Keywords

1 Introduction

Face detection is a classical problem in computer vision, which has been widely studied over the past few decades. However, due to large variations in pose, blur, occlusion and illumination condition, face detection is still confronted with some challenges. Recently, Faster RCNN [1] and its improvement have been demonstrated impressive performance on object detection. Jiang and Learned-Miller [2] just trained a Faster RCNN model and achieved the state-of-the-art performance on FDDB benchmark [3]. Besides, Xiaomi [4] exploited the idea of hard negative mining and iteratively update the Faster RCNN based face detector, and also achieved prominent success. Instead of adding some tricks of training based on Faster RCNN for face detection, this paper proposed a multi-region WR-Inception network model for face detection based on the Faster RCNN framework. Firstly, we utilized multi-region features in Sect. 2.1 to obtain better face representation, and introduced block loss in Sect. 2.2 to enable our model to be robust to occluded faces. Then we adopted WR-Inception network [5] with shallower and wider layers as our base feature extractor. Finally, we applied a new pre-training strategy to learn representation more suitable for face detection, and exploited soft-nms for the post processing. Specially, experimental results show that our method can not only cope with faces with small scale and pose variations, but also handle occlusion and blur.

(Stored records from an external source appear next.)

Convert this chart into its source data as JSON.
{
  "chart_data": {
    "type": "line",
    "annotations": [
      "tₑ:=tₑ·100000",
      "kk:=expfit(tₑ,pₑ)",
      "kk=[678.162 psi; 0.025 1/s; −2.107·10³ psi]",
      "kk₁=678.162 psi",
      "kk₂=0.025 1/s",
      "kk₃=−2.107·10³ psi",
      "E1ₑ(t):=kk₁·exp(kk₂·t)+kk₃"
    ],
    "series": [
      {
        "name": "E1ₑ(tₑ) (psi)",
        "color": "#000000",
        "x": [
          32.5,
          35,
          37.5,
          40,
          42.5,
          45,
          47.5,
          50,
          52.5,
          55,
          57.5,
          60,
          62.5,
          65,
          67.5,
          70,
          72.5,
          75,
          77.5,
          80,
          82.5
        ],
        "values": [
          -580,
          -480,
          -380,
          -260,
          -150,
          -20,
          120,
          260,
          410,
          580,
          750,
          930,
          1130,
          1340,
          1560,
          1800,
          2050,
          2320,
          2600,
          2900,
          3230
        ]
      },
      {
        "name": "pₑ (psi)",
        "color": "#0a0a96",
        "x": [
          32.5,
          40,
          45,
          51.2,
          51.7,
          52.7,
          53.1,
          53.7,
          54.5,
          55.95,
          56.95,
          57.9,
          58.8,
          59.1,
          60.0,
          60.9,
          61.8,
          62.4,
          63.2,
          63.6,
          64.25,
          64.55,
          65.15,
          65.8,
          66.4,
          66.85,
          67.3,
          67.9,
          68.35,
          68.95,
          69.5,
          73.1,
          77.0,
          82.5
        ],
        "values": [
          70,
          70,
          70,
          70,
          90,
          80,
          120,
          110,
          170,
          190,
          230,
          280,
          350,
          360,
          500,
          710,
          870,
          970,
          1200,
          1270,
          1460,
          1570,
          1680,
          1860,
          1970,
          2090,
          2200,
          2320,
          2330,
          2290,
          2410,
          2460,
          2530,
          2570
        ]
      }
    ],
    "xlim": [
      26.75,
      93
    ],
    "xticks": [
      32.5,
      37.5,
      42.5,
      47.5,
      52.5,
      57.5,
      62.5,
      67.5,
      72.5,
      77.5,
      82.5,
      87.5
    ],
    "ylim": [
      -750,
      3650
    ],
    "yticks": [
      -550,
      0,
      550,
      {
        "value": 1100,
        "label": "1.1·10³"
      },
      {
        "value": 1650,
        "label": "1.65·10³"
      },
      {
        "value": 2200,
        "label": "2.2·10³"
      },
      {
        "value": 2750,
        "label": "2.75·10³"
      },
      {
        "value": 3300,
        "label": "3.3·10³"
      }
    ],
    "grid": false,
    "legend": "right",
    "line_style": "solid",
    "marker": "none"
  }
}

The rest of this paper is organized as follows: Sect. 2 describes our face detector in details. Experimental settings and results are presented in Sect. 3. And conclusions of our paper are drawn in Sect. 4.

2 The Proposed Method

Compared with hand-crafted design pipeline of traditional computer vision approaches, deep learning methods could automatically extract better features from data, and achieve the state-of-the-art performance in many computer vision tasks. One of the lessons learned from this is that feature matters a lot in computer vision. And based on this, better face representation of our method is obtained from two aspects: (1) multi-region features and block loss (2) adoption of WR-Inception network and concatenation of features. The following will discuss the procedure in details.

2.1 Multi-region Feature Extractor

For face detection, face representation should capture not only whole appearance of a face but distinct appearance of different face parts and contextual appearance. And we believe that such rich representation would help face detector to improve performance under complex conditions. In order to achieve this, we proposed a multi-region model including six regions, each of which focused on a different part of a face to collect discriminative face representations. We will describe six regions in Fig. 1.

Fig. 1.
figure 1

Illustration of six regions used in our model (Red rectangles represent the original RoI, and green rectangles represent the regions proposed in this paper) (Color figure online)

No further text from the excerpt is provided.